D’un côté, les médias proches du régime font état de morts parmi les forces de sécurité, attribuant les troubles à des « éléments terroristes ». De l’autre, des médias de l’opposition et de la diaspora iranienne évoquent des centaines, voire des milliers de victimes civiles, ainsi qu’une saturation des hôpitaux.
Le chiffre le plus élevé a été avancé par la chaîne d’opposition Iran International, qui émet depuis Londres. Selon elle, « même selon les estimations les plus prudentes », au moins 2 000 personnes auraient été tuées au cours des 48 dernières heures. La chaîne précise toutefois que la coupure des communications, en vigueur depuis le 8 janvier, rend toute vérification indépendante « presque impossible ». Dans ce cadre, un médecin de la ville de Rasht a affirmé qu’un seul hôpital avait reçu au moins 70 corps.
La BBC Persian rapporte pour sa part, sur la base de témoignages de sources médicales, que les hôpitaux peinent à faire face à l’afflux de blessés et de morts. Selon une synthèse publiée sur son canal Telegram, au moins 110 corps auraient été transférés vers deux hôpitaux à Rasht et à Téhéran. Un médecin cité par la chaîne indique également que le nombre de chirurgiens disponibles est insuffisant face à l’ampleur des blessures.
À l’inverse, des organismes de suivi indépendants et plusieurs médias occidentaux avancent pour l’instant des bilans bien inférieurs, tout en soulignant eux aussi les difficultés majeures à collecter et confirmer des données fiables dans un pays largement coupé du monde.

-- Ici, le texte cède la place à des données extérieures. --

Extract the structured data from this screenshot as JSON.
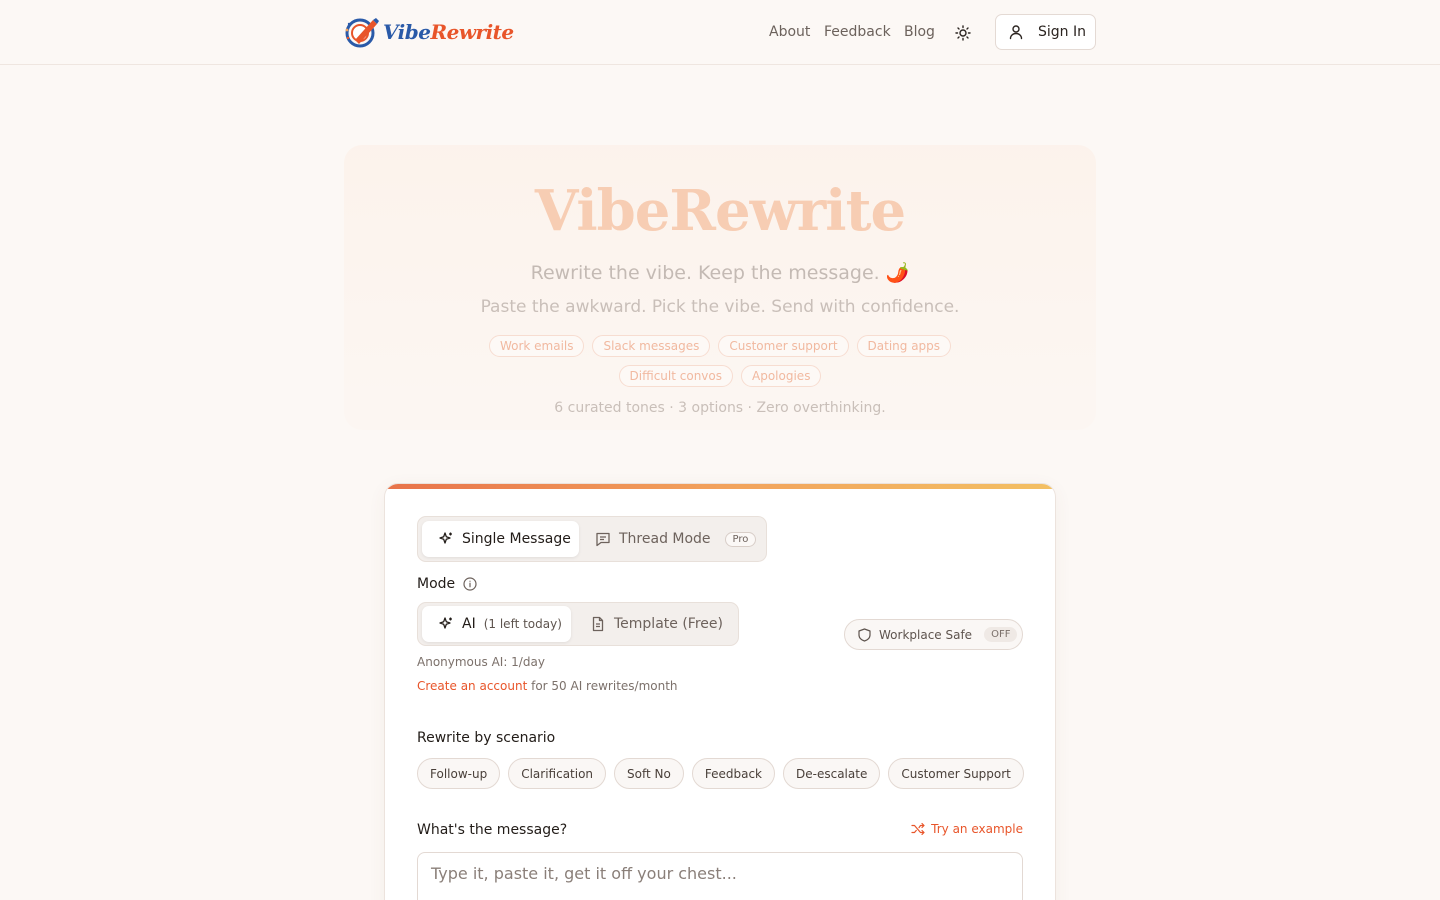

Parallèlement, le régime iranien poursuit un discours accusant des « terroristes et saboteurs ». L’agence Tasnim, proche du pouvoir, a annoncé l’enterrement de trois « défenseurs de la sécurité » dans la province de Fars, tués selon elle par des « terroristes armés ». Un autre rapport fait état de sept morts supplémentaires parmi les forces de sécurité dans la province du Khorasan Razavi, dont six à Machhad. Les services de renseignement des Gardiens de la Révolution évoquent également des attaques contre des sites militaires et mettent en garde contre une escalade.
Sur le plan international, le Washington Post indique que l’administration de Donald Trump examine plusieurs options face à l’extension des manifestations, y compris des actions militaires et cybernétiques, dans un contexte de répression accrue et de coupures prolongées des communications.
Dans la nuit, Reza Pahlavi, fils du chah renversé en 1979, a affirmé sur le réseau X disposer d’« informations fiables » selon lesquelles la République islamique ferait face à une pénurie de forces prêtes à affronter des millions de manifestants, de nombreux membres des forces de sécurité ayant quitté leur poste ou refusé d’obéir aux ordres. Il a appelé les Iraniens à poursuivre la mobilisation, assurant que « le monde libre », et en particulier le président Trump, suivait la situation de près.
Enfin, dans une escalade verbale notable, le président du Parlement iranien, Mohammad Bagher Ghalibaf, a lancé une menace explicite à l’encontre des États-Unis : toute attaque contre l’Iran entraînerait, selon lui, des représailles contre Israël et contre des bases militaires américaines dans la région, qu’il a qualifiées de « cibles légitimes ».